Est-ce le signe d’une inquiétude pour l’avenir proche ? Le prix 2022 de la Banque de Suède en hommage à Alfred Nobel a été décerné à Ben Bernanke, Douglas Diamond et Philip Dybvig, trois spécialistes des crises financières, et plus précisément du rôle majeur que les fragilités des banques jouent dans la gravité de ces crises.
Ben Bernanke est surtout connu pour avoir été le président de la Réserve fédérale américaine (Fed) de 2006 à 2014, lorsqu’il a dû affronter la crise des subprimes (2007-2008) en « sauvant » les banques américaines par un déluge de rachats de titres et d’émissions obligataires, le fameux quantitative easing (« assouplissement quantitatif »), quintuplant le bilan de la Fed à 4 000 milliards de dollars. Ce n’est pourtant pas pour cet « exploit » – aujourd’hui controversé car suspecté d’avoir « conduit à la surchauffe actuelle et à l’inflation », comme le pointe Jean-Michel Naulot, ancien membre de l’Autorité des marchés financiers – que l’économiste est honoré, mais pour ses recherches sur l’histoire de la crise de 1929.
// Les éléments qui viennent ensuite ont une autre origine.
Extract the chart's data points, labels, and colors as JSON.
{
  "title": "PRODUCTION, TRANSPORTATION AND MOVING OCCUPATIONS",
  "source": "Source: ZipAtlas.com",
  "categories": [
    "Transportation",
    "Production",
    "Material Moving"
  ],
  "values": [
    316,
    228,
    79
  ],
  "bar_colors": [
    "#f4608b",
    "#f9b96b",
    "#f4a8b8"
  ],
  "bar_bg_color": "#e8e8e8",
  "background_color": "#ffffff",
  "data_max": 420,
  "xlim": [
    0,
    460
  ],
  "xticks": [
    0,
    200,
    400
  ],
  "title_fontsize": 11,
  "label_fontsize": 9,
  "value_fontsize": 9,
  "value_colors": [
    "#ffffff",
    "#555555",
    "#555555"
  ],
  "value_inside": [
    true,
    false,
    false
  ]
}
« Les banques sont les nœuds »
Il a en effet montré que le principal véhicule de la propagation de la crise dans l’économie réelle (faillites, chômage, Grande Dépression) après le krach financier initial d’octobre est la cascade des fermetures des banques ruinées par l’effondrement de Wall Street. En effet, explique Augustin Landier, professeur de finance à HEC, « les banques sont les nœuds où se confrontent les informations sur les agents économiques, particuliers et entreprises. Si elles disparaissent, ces informations ne sont plus disponibles et l’économie ne fonctionne plus tant que la confiance n’est pas revenue ». Cette démonstration de l’universitaire Ben Bernanke, professeur à Stanford, New York et Princeton, a convaincu le banquier central Ben Bernanke qu’il fallait, pour juguler la crise des subprimes dont il avouera dans ses Mémoires de crise avoir tout d’abord sous-estimé l’impact, « sauver les banques », quoi qu’il en coûte – le choc causé par la faillite de Lehman Brothers, le 15 septembre 2008, l’avait amplement confirmé.
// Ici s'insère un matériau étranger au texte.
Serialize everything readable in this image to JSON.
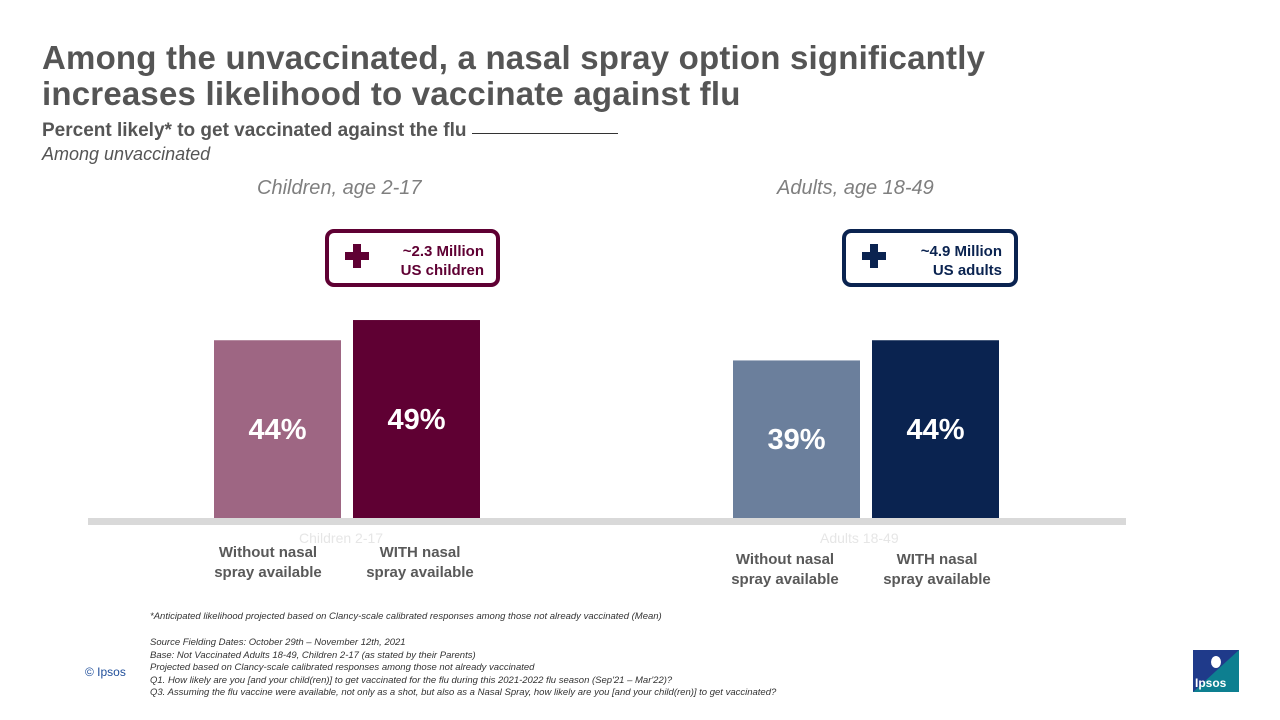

Pour David Thesmar, professeur de finance au MIT, Douglas Diamond et Philip Dybvig sont, eux, deux « purs » théoriciens, l’un à l’université de Chicago, l’autre à celle de Saint-Louis. Ils sont récompensés pour un article que les économistes qualifient de « canonique » ou « fondateur », publié en… 1983 dans le Journal of Political Economy, « Bank Runs, Deposit Insurance and Liquidity ». Cet article a en effet inauguré une longue liste de recherches et de publications par bon nombre de leurs collègues sur les fragilités du système bancaire et les moyens d’y remédier. Les deux économistes y ont montré, alors que commence à peine le feu roulant de la financiarisation de l’économie, que les banques souffrent d’une faiblesse intrinsèque, inscrite dans la nature même de leur activité : leur passif (les dépôts qu’elles collectent auprès des épargnants) est à court terme – puisque les épargnants peuvent les retirer au premier signe de perte de confiance – alors que leur actif (les investissements et placements dans les titres d’entreprise ou d’Etat) sont à long terme.